I have been struggling to eat healthier, exercise more and limit the amount of sweets I consume throughout the day. Most days I am really good at it, but some days not so much.... I have expressed to you in previous posts that I have no problem eating chocolate cake, cold out of the fridge for breakfast, but I haven't told you my ultimate weakness! I love anything salty and sweet, especially sea salt soft caramels. I can't get enough of them, and all my healthy eating willpower flies out the window whenever I am near them. I made a batch to photograph, posted it to Beanilla and then sent them over to my neighbors. My neighbors were very happy to be the recipients of the caramels, and I was utterly proud of myself and my willpower. Yah for me!!!
Fleur de Sel caramels are soft and creamy, sweet and salty and relatively simple to make, as long as you bring the mixture to an exact 241 degrees using a candy thermometer. A few degrees either way can result in caramel hard candies or a delicious bowl of caramel soup. Delicious, but not what we are striving for!
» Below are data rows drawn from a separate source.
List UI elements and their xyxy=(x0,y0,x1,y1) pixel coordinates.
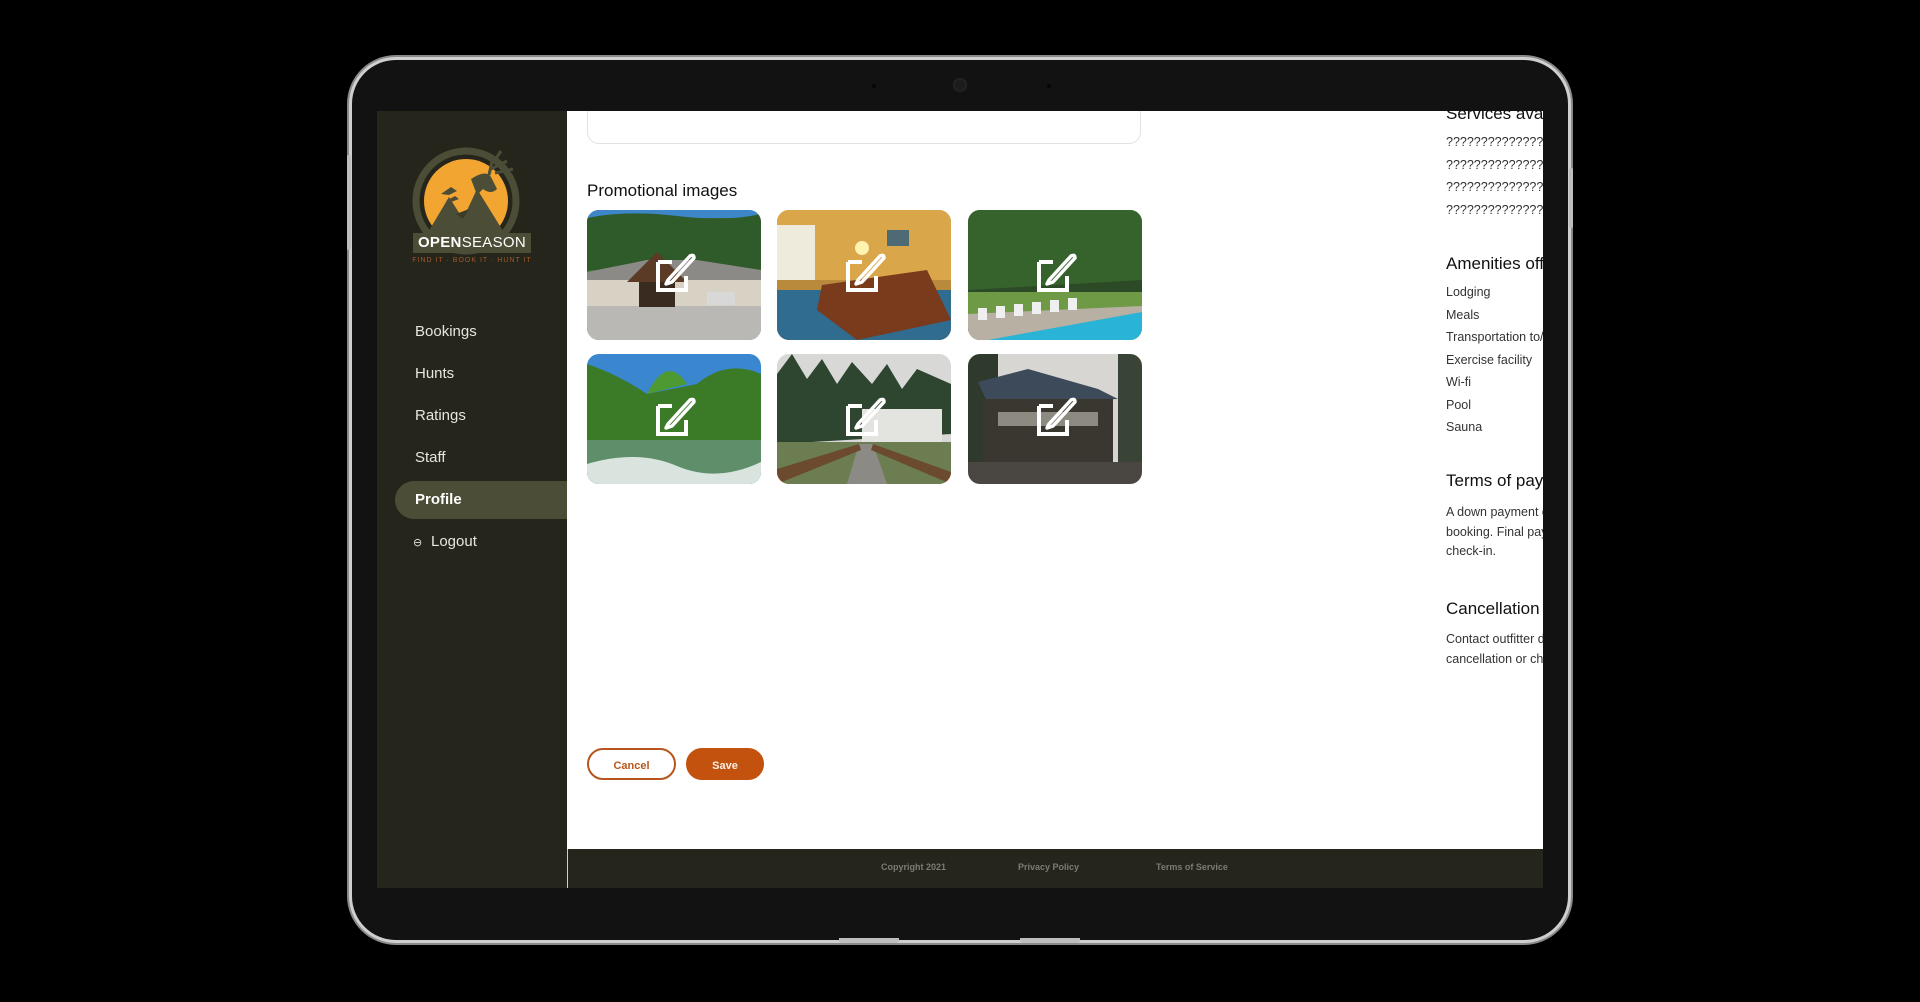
payment-section-title: Terms of payment xyxy=(1446,471,1543,490)
edit-icon xyxy=(846,397,886,436)
camera-icon xyxy=(953,78,967,92)
sidebar-item-ratings[interactable]: Ratings xyxy=(395,397,567,435)
amenities-section-title: Amenities offered xyxy=(1446,254,1543,274)
promo-image-tile[interactable] xyxy=(777,354,951,484)
promo-image-tile[interactable] xyxy=(968,210,1142,340)
sidebar-item-label: Hunts xyxy=(415,365,455,382)
privacy-policy-link[interactable]: Privacy Policy xyxy=(1018,862,1079,872)
sidebar-item-label: Logout xyxy=(431,533,477,550)
amenity-item: Pool xyxy=(1446,398,1472,412)
payment-terms-text: A down payment of 50% is required upon b… xyxy=(1446,503,1543,562)
service-item: ?????????????? xyxy=(1446,203,1543,217)
sidebar-item-label: Staff xyxy=(415,449,446,466)
main-content: Promotional images Cancel Save Services … xyxy=(567,111,1543,849)
service-item: ?????????????? xyxy=(1446,135,1543,149)
sidebar-item-staff[interactable]: Staff xyxy=(395,439,567,477)
description-textarea[interactable] xyxy=(587,111,1141,144)
service-item: ?????????????? xyxy=(1446,158,1543,172)
cancellation-policy-text: Contact outfitter directly to discuss ca… xyxy=(1446,630,1543,669)
promo-image-tile[interactable] xyxy=(587,210,761,340)
text-line: check-in. xyxy=(1446,544,1497,558)
sidebar: OPENSEASON FIND IT · BOOK IT · HUNT IT B… xyxy=(377,111,567,888)
section-title-text: Services available xyxy=(1446,111,1543,123)
amenity-item: Meals xyxy=(1446,308,1480,322)
tablet-bottom-nub xyxy=(839,938,899,943)
sidebar-item-label: Profile xyxy=(415,491,462,508)
tablet-bottom-nub xyxy=(1020,938,1080,943)
sidebar-item-label: Ratings xyxy=(415,407,466,424)
promo-image-tile[interactable] xyxy=(587,354,761,484)
sidebar-item-logout[interactable]: ⊖ Logout xyxy=(395,523,567,561)
cancel-button[interactable]: Cancel xyxy=(587,748,676,780)
terms-of-service-link[interactable]: Terms of Service xyxy=(1156,862,1228,872)
promo-image-tile[interactable] xyxy=(968,354,1142,484)
amenity-item: Transportation to/from hunt site xyxy=(1446,330,1543,344)
tablet-side-button xyxy=(347,155,351,250)
logo-tagline: FIND IT · BOOK IT · HUNT IT xyxy=(412,257,532,264)
openseason-logo[interactable] xyxy=(411,139,533,299)
sidebar-item-bookings[interactable]: Bookings xyxy=(395,313,567,351)
save-button[interactable]: Save xyxy=(686,748,764,780)
cancellation-section-title: Cancellation policy xyxy=(1446,599,1543,618)
amenity-item: Wi-fi xyxy=(1446,375,1471,389)
sensor-dot xyxy=(1047,84,1051,88)
service-item: ?????????????? xyxy=(1446,180,1543,194)
edit-icon xyxy=(656,253,696,292)
promotional-images-title: Promotional images xyxy=(587,181,738,200)
edit-icon xyxy=(1037,397,1077,436)
text-line: booking. Final payment is due upon xyxy=(1446,524,1543,539)
copyright-text: Copyright 2021 xyxy=(881,862,947,872)
logout-icon: ⊖ xyxy=(413,537,423,549)
amenity-item: Lodging xyxy=(1446,285,1491,299)
app-screen: OPENSEASON FIND IT · BOOK IT · HUNT IT B… xyxy=(377,111,1543,888)
footer: Copyright 2021 Privacy Policy Terms of S… xyxy=(567,849,1543,888)
amenity-item: Exercise facility xyxy=(1446,353,1533,367)
sensor-dot xyxy=(872,84,876,88)
amenity-item: Sauna xyxy=(1446,420,1483,434)
sidebar-item-hunts[interactable]: Hunts xyxy=(395,355,567,393)
edit-icon xyxy=(656,397,696,436)
sidebar-item-label: Bookings xyxy=(415,323,477,340)
promo-image-tile[interactable] xyxy=(777,210,951,340)
text-line: A down payment of 50% is required upon xyxy=(1446,505,1543,519)
logo-emblem-icon xyxy=(412,147,520,255)
text-line: Contact outfitter directly to discuss xyxy=(1446,632,1543,646)
text-line: cancellation or changes to your trip. xyxy=(1446,651,1543,666)
edit-icon xyxy=(846,253,886,292)
services-section-title: Services available xyxy=(1446,111,1543,124)
sidebar-item-profile[interactable]: Profile xyxy=(395,481,567,519)
tablet-side-button xyxy=(1569,168,1573,228)
edit-icon xyxy=(1037,253,1077,292)
logo-wordmark: OPENSEASON xyxy=(413,233,531,253)
section-title-text: Amenities offered xyxy=(1446,254,1543,273)
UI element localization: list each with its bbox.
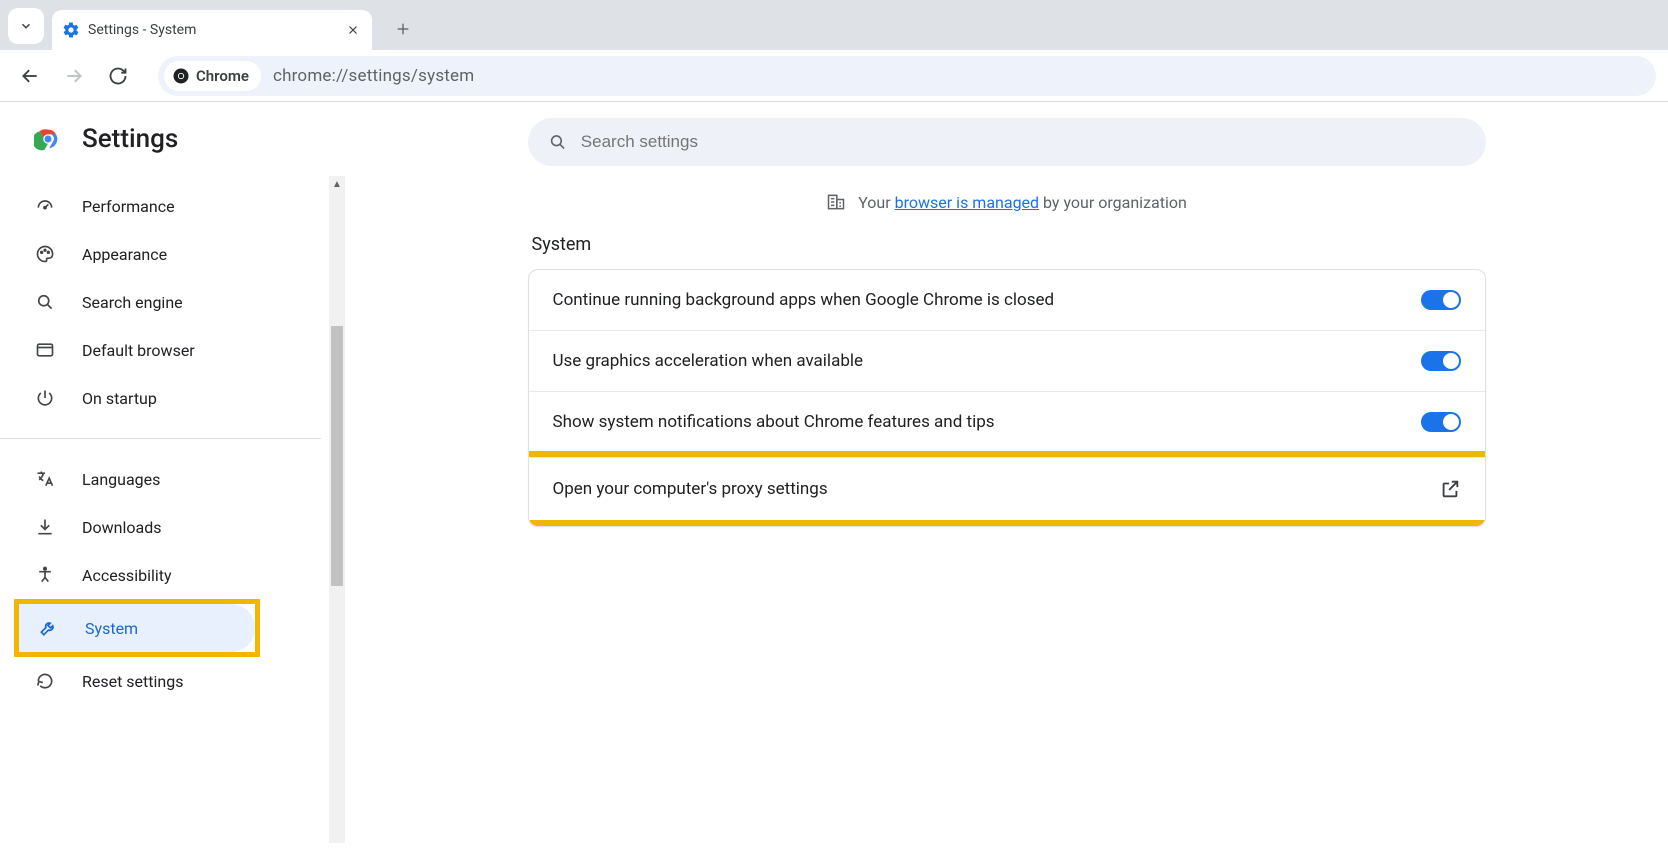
sidebar-item-label: System (85, 619, 138, 638)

Vanilla is added to the caramel mixture after the precise temperature of 241 degrees is achieved. If it is added sooner the flavor profiles of vanilla will be destroyed in the boiling process. I chose to add Ugandan vanilla beans to my caramels. The flavor of the bean is very bold and rich; perfect for high heat applications, such as caramels and sauces.
The addition of Ugandan vanilla beans to the salted caramels adds a flavor that is earthy with delicious undertones of sweet milk-chocolate. Uganda, known informally as the Pearl of Africa, is an ideal location for vanilla production. Uganda is one of the very few regions with two distinct dry seasons per year. Each dry season allows for a strong vanilla harvest, therefore providing extremely fresh vanilla all year round. Our beans are plump, fresh and bursting with vanilla bean caviar and are perfect for this delicious recipe.